Promoting positive behaviour for all the people we support

Thanks to the skills and interventions of the Positive Behaviour Intervention Team we have increased the quality of life, skills and independence of people supported as well as enabling a number of people with complex challenges to move from very intensive support settings to more independent settings.  Through the team providing crisis intervention support to the service teams within Consensus, we have also been able to reduce placement breakdowns.

Who are the Positive Behaviour Intervention Team?

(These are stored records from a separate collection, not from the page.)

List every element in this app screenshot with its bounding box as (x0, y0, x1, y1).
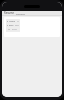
staticText: Yr (8, 28, 11, 31)
button[interactable]: Name (6, 19, 20, 32)
staticText: Dev (15, 24, 19, 27)
button[interactable]: Resume (2, 11, 62, 15)
staticText: 2024 (12, 28, 17, 31)
button[interactable]: Name (7, 20, 19, 23)
button[interactable]: Name (4, 17, 60, 37)
staticText: Alex (17, 20, 19, 23)
staticText: Role (9, 24, 14, 27)
staticText: settings (16, 12, 25, 15)
staticText: Resume (4, 11, 14, 15)
staticText: Name (9, 20, 16, 23)
button[interactable]: Yr (7, 28, 19, 31)
button[interactable]: Role (7, 24, 19, 27)
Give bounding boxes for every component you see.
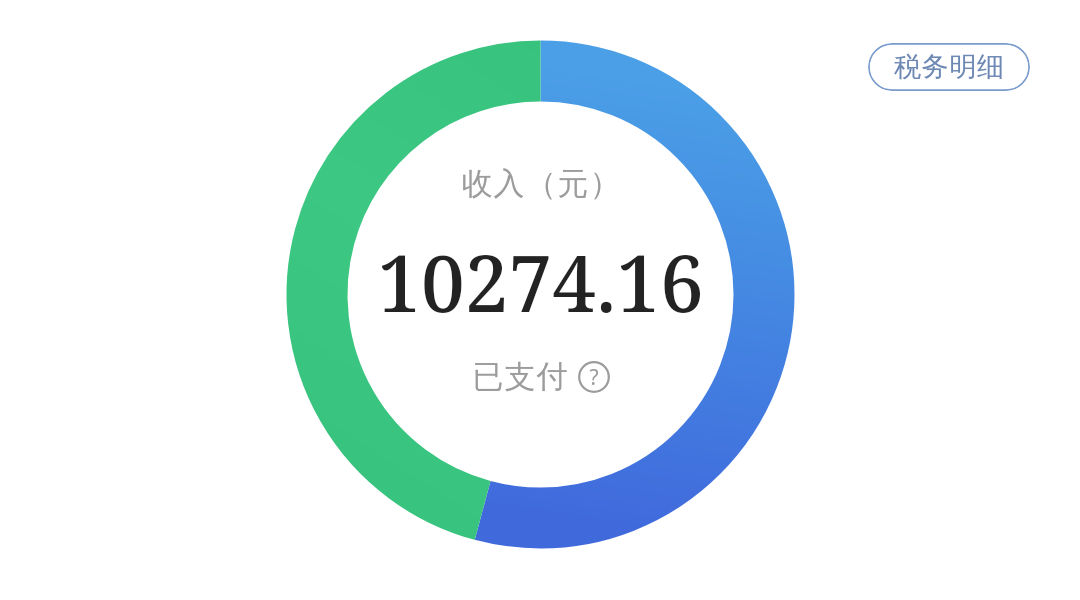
staticText: 税务明细: [894, 50, 1004, 84]
staticText: 10274.16: [377, 229, 704, 335]
staticText: 收入（元）: [461, 164, 621, 203]
staticText: 已支付: [472, 357, 568, 396]
staticText: ?: [589, 363, 599, 392]
button[interactable]: 说明: [578, 361, 610, 393]
button[interactable]: 税务明细: [868, 43, 1030, 91]
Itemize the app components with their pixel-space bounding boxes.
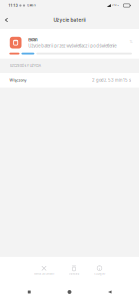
staticText: LTE+ [112, 4, 119, 7]
staticText: Włączony [10, 78, 27, 82]
button[interactable]: Back [99, 284, 121, 300]
staticText: Użycie baterii [54, 17, 86, 23]
button[interactable]: Wymuś zatrzymanie [34, 266, 54, 275]
staticText: Użycie baterii przez wyświetlacz i podśw… [28, 43, 116, 48]
staticText: Szczegóły [94, 272, 105, 275]
staticText: Ekran [28, 37, 37, 42]
staticText: % [130, 40, 132, 44]
button[interactable]: Back [0, 11, 13, 29]
staticText: 12,8kB/s [26, 4, 36, 7]
staticText: Odinstaluj [68, 272, 80, 275]
staticText: Wymuś zatrzymanie [34, 272, 54, 275]
button[interactable]: Home [58, 284, 80, 300]
button[interactable]: Szczegóły [94, 266, 105, 275]
staticText: SZCZEGÓŁY UŻYCIA [10, 64, 41, 68]
staticText: 11:13 [8, 3, 18, 8]
staticText: 2 godz. 53 min 15 s [92, 78, 131, 83]
button[interactable]: Odinstaluj [68, 266, 80, 275]
button[interactable]: Recents [18, 284, 40, 300]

The team brings together social care and healthcare professionals with decades of experience in supporting people who display behaviour that others might find challenging.  They take a person centred approach to find out the reasons behind each individuals’s behaviour that challenges.  They then produce support plans and pro-active strategies to improve the person’s quality of life and reduce the behaviour.  The work of the PBit team leads to positive outcomes for everyone involved – from the individuals themselves and their families, to their key workers and the service they’re supported by.

How the team can help

The team works closely with our referrals team, service managers and support teams and external professionals, as well as the individuals themselves and their families.  They undertake an initial assessment of a complex new referral and recommend strategies to reduce behaviour and develop plans to support a person to increase their quality of life and achieve their goals.

The team provides advice, mentoring, training and practical support across a range of areas, including:

•  positive behaviour support  •  autistic spectrum conditions

•  self- injurious behaviours  •  communication strategies

•  intensive interaction   •  person-centred active support


Meet the team

Our dynamic team support specific regions, building up strong relationships with the services they support as well as the individuals and colleagues they work with.




Improving quality of life

Sarah a lady in her late 20s, came to live in a Consensus home in the spring of 2014.  She has a diagnosis of Autism and severe learning disability and did not communicate verbally.

Sarah had several specific behaviours which caused her distress and extreme anxiety. She and the support team at the service required the expertise and specialist intervention of the ‘Positive behaviour intervention team’ (PBIT) to fully support her.